Like what happened to Rails 3.0.7 and Rake 2 weeks ago.

That's why you use Bundler. In my experience Bundler solves this problem 100%. Lock your gems and get Ruby from RVM and the chances of nasty surprises are next to nil.

I wish the Rubygems guys would put down the crack pipe though. They're the one problem in this setup and, admittedly, they're a massive problem :(

Bundler didn't solve the Rake issue because by default, Rails doesn't put rake in the bundle :)

Another thing to learn.

Will they keep doing security patches for those?

They have been pretty good about doing that. There was a security patch for Rails 2.3.x 6 days ago: http://weblog.rubyonrails.org/2011/6/8/ann-rails-2-3-12-has-...

It's not just security (and other) patches for Rails, it's maintenance for the assorted plugins one inevitably ends up using.

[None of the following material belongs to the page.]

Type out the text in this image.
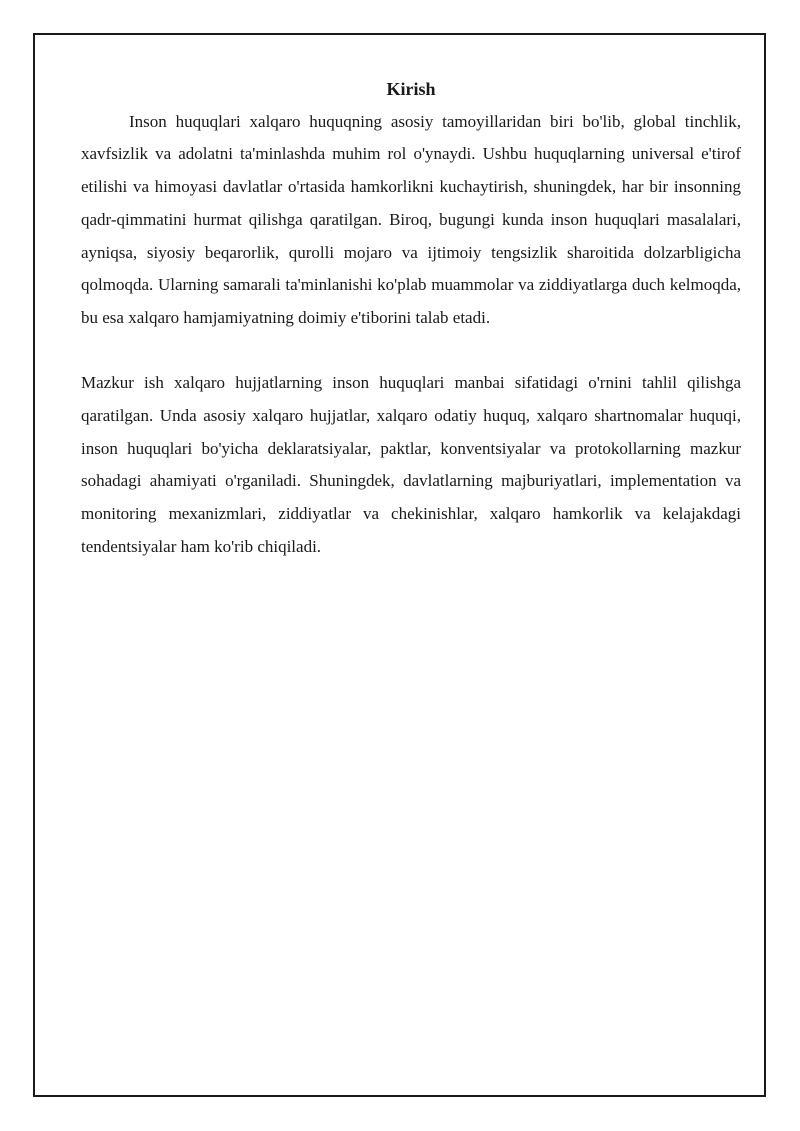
Kirish

Inson huquqlari xalqaro huquqning asosiy tamoyillaridan biri bo'lib, global tinchlik, xavfsizlik va adolatni ta'minlashda muhim rol o'ynaydi. Ushbu huquqlarning universal e'tirof etilishi va himoyasi davlatlar o'rtasida hamkorlikni kuchaytirish, shuningdek, har bir insonning qadr-qimmatini hurmat qilishga qaratilgan. Biroq, bugungi kunda inson huquqlari masalalari, ayniqsa, siyosiy beqarorlik, qurolli mojaro va ijtimoiy tengsizlik sharoitida dolzarbligicha qolmoqda. Ularning samarali ta'minlanishi ko'plab muammolar va ziddiyatlarga duch kelmoqda, bu esa xalqaro hamjamiyatning doimiy e'tiborini talab etadi.

Mazkur ish xalqaro hujjatlarning inson huquqlari manbai sifatidagi o'rnini tahlil qilishga qaratilgan. Unda asosiy xalqaro hujjatlar, xalqaro odatiy huquq, xalqaro shartnomalar huquqi, inson huquqlari bo'yicha deklaratsiyalar, paktlar, konventsiyalar va protokollarning mazkur sohadagi ahamiyati o'rganiladi. Shuningdek, davlatlarning majburiyatlari, implementation va monitoring mexanizmlari, ziddiyatlar va chekinishlar, xalqaro hamkorlik va kelajakdagi tendentsiyalar ham ko'rib chiqiladi.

If you've a Rails 2.x app with plugin ActsLikeWhatever, and you run into some problem with that plugin, chances are the fix will only be in the newest, non-Rails2, release.

Support for 2.3 will be dropped as soon as 3.1 is out.

It took me five minutes of reading the changelog to figure out what I have to stop using in 3.1. There are additional features that can be integrated into a workflow at whatever pace is desired. People are making a bigger deal of this than they should, I think.

It's possible that in the future I'll be complaining about changes. My point is just that climbing that first hill is fairly painless for a newbie.